Je sortis, claquant la porte, et me réfugiai au grenier, où je restai à bouder pendant plus d’une heure.

Enfin, ils ont tout de même été gentils, et Madame n’a presque rien dit. Mais je ne chanterai plus : je croyais leur faire plaisir, et voilà… on prend toujours mal tout ce que je fais et tout ce que je dis.

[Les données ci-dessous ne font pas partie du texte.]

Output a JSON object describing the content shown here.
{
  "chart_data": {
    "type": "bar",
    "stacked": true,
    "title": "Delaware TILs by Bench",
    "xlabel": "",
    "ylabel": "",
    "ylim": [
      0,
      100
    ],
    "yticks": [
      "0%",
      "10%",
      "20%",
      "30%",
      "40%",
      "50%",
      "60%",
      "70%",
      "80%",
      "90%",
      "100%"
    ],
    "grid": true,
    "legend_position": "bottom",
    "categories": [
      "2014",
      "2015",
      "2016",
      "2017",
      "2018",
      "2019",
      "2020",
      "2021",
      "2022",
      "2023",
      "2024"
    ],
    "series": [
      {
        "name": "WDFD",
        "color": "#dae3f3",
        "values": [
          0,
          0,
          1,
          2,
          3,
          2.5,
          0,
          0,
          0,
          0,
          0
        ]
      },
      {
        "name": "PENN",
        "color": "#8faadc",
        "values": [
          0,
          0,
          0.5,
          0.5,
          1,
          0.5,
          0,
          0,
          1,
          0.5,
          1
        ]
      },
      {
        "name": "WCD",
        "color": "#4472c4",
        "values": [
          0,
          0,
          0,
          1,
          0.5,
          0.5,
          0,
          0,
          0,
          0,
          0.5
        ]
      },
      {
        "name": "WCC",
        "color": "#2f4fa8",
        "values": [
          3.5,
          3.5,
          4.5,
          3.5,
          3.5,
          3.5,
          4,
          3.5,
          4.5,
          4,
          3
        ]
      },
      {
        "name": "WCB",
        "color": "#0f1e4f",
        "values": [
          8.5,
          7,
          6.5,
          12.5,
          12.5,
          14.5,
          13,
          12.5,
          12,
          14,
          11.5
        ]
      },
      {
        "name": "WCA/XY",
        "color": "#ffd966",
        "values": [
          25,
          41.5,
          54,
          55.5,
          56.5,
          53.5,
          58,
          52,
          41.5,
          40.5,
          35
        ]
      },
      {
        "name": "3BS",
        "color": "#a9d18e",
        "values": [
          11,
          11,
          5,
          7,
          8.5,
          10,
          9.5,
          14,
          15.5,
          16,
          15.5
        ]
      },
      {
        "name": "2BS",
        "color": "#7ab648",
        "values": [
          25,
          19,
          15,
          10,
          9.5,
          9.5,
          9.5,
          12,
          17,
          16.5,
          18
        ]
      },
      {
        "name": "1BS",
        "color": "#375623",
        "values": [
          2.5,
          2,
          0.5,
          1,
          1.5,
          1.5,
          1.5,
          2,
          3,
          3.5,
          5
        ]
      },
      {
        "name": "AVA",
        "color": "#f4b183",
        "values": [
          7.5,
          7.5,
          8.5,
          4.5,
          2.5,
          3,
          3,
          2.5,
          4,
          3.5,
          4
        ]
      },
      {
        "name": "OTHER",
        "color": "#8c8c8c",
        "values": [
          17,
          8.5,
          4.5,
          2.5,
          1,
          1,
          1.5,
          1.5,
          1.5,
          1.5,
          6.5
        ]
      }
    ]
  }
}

Ainsi, cultiver ma voix ! comme si elle n’était pas assez jolie et comme si je leur avais scié les oreilles. Ce n’est jamais bien, jamais bien… Encore l’autre jour, quand j’ai apporté un petit moulin de papier pour le bébé, Bette disait que je jetais un goujon pour pêcher un cabillaud… Mina croyait que je ne voulais pas donner mon sale ruban à Naatje, par avarice. Si l’on fait un cadeau, il doit être beau, et ce ruban était sale et vieux… Et ce petit garçon qui traînait avec une ficelle un petit chariot de fer-blanc. La ficelle se casse sans qu’il s’en aperçoive, et le joujou reste derrière lui ; je le ramasse pour le lui remettre, et voilà qu’une femme crie par la fenêtre :

— Vilaine fille, veux-tu bien ne pas voler le joujou de cet enfant !

Voilà ! voler le joujou, quand je voulais le lui rendre.